After reading this article in the Guardian, I went back to some information emailed to me a few weeks ago about questions posed to Rao during a JSC hearing that also mentioned this cold country to the north. The gist of it was PVC pipe being imported from Canada by the EMBDC for their projects even though there were two local manufacturers in Trinidad. The answer proffered was incorrect as the pipe came from the Dominican Republic but sold to the EMBDC by a Canadian citizen operating two companies locally here in Trinidad.  Further queries showed that this local company is the sole supplier to the EMBDC for all the materials needed to carry water to their projects and other companies were not even invited to bid.

Another investigation for Ramesh and Jack? I believe that this procurement practice is also part of the Commission of Enquiry’s mandate and hope that the person who brought this to my attention sees it fit to give evidence before them.

Since the Sam P Wallace days and the Caroni Race Track we have benefited from investigations done by the Securities and Exchange Commission of the US and arms of their justice system to bring people to the courts when we couldn’t. Canada is a first world country and I am sure they have similar machinery to monitor Canadian citizens and companies if they may be involved in questionable practices outside of their country.

I am not imputing companies like Genivar or Bombardier are corrupt or involved in questionable practices, but to me the prevalence of all things Canadian seems rather strange in a relatively short time. 

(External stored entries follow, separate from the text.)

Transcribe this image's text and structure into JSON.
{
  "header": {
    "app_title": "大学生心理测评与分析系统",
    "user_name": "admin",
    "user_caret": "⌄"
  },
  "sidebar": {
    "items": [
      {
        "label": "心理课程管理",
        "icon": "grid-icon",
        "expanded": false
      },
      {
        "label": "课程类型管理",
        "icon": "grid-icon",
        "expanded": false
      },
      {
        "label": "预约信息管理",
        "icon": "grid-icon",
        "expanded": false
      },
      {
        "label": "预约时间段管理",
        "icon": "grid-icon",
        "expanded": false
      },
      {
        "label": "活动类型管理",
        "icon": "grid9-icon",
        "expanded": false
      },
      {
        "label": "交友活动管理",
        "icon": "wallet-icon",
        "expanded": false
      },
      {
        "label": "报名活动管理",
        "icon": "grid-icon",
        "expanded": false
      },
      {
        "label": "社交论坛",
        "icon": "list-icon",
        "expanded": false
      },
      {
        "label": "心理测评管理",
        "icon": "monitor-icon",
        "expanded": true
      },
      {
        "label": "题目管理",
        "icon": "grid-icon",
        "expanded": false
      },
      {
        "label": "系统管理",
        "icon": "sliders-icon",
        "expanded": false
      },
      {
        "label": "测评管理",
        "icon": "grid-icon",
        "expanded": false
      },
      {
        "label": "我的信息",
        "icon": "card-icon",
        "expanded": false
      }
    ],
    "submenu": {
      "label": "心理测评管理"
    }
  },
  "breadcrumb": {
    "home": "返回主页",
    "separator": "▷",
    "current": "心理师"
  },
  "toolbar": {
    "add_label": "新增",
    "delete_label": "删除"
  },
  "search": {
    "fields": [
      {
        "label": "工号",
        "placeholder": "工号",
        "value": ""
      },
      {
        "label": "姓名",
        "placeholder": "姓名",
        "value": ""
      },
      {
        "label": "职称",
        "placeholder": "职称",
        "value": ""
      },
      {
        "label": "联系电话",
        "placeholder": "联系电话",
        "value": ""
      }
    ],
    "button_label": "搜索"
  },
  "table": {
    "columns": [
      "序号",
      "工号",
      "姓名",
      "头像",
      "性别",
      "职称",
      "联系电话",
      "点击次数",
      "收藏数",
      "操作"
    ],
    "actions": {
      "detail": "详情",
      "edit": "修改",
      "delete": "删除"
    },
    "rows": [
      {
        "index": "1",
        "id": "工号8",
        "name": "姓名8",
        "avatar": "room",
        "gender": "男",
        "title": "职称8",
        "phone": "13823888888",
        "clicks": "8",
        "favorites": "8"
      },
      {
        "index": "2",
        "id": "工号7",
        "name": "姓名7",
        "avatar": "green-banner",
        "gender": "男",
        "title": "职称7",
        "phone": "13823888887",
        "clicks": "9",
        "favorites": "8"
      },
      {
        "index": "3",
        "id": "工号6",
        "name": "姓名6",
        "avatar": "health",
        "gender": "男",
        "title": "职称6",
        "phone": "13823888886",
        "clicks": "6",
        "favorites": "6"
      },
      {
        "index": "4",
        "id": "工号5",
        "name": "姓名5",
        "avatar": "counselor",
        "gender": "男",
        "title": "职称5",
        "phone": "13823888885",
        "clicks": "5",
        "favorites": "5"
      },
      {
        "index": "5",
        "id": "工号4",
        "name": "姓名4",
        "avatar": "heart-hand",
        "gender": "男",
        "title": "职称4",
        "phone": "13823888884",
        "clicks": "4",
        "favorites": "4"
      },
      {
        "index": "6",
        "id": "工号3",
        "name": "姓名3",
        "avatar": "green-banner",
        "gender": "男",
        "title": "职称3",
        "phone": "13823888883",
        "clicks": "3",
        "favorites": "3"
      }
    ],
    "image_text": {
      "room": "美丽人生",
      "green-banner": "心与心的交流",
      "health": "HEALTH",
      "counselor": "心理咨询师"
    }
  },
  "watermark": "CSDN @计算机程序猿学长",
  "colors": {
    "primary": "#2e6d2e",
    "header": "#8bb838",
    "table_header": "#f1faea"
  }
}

Supplemental: Reading an interesting archive, I can say that the Canadians have been here much longer than I thought – fascinating history… But an excerpt from a speech by a previous High Commissioner in December 2002, Simon Wade, reinforces my statement above:

Allegations of past corruption in this country are well known, and I can’t honestly talk to Canadians about Trinidad and Tobago without mention of this nasty subject. My message to Canadians is twofold. One, that with all the open discussion and action being taken regarding allegations of past corruption, I firmly believe that Trinidad and Tobago is today a better place to do business and that anyone contemplating questionable business practices will now realize that the chances of being exposed, either now or in years to come, with severe resulting penalties, are very real. Trinidad is in a win-win situation. This will mean more cost-effective, efficient government and an improved overall business climate.
Huge cost overruns such as those at the Piarco Airport project should be a phenomenon of the past. Corruption takes away funding from where it is most needed. Just imagine the benefits to your health and education programs had they had access to the millions of dollars arguably wasted in government projects in the past. I would like to think that there might even be more funds available for additional imports from Canada. The second part of my message to Canadians is a gentle (and I would like to think largely unnecessary) reminder that Canadian companies involved in corrupt practices abroad can and, if found out, will be prosecuted in Canada.” (My emphasis).